We thank Drs Xing Wang Deng for sharing the cop1 mutant, Ute Hoecker for sharing the spaQ mutant, Giltsu Choi for sharing the PIF3-Myc and PIF5-Myc seeds, and Woe Yeon Kim for the COP1 antibody. We thank the Huq lab members for the technical support and critical reading of the manuscript.

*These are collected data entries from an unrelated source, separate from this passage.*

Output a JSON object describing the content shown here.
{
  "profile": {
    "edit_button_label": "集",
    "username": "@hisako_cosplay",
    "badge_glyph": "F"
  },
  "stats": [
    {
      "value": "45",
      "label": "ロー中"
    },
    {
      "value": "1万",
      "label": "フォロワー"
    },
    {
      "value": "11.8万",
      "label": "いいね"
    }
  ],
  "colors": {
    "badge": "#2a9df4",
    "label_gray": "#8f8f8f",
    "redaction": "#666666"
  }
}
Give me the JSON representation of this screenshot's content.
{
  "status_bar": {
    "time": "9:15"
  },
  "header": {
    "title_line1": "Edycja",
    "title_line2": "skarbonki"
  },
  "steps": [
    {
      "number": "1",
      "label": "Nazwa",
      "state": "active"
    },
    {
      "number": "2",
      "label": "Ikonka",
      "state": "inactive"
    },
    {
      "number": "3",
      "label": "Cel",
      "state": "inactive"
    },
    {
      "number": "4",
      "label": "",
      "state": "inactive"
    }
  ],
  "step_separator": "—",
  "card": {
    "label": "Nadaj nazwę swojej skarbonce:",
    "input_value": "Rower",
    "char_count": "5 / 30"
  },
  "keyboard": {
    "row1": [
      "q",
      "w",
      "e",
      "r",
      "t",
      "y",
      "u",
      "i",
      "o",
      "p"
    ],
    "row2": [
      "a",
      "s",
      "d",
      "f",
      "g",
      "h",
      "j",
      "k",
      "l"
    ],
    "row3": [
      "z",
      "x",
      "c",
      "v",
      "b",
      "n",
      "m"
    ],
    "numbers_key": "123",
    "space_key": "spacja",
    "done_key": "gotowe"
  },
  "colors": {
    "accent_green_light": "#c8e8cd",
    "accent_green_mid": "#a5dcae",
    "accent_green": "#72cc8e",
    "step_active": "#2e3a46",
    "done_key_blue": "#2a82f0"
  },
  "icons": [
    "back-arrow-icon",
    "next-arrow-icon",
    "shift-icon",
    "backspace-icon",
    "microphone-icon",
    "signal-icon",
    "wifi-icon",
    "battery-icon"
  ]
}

Conceptualization: E.H., V.N.P.; Methodology: V.N.P., X.X.; Validation: V.N.P.; Formal analysis: E.H., V.N.P., X.X.; Investigation: V.N.P., X.X.; Writing - original draft: E.H., V.N.P.; Writing - review & editing: E.H., V.N.P., X.X.; Supervision: E.H.; Project administration: E.H.; Funding acquisition: E.H.
This work was supported by grants from the National Institutes of Health (GM-114297) and the National Science Foundation (MCB-1543813) to E.H. Deposited in PMC for release after 12 months.
Raw data for the RNA-Seq in this study have been deposited in Gene Expression Omnibus (GEO) under accession number GSE112662. RNA-Seq data for PIF-regulated genes and ChIP-Seq data for PIF direct target genes are available in GEO under accession numbers GSE39217 and GSE43286, respectively.
The authors declare no competing or financial interests.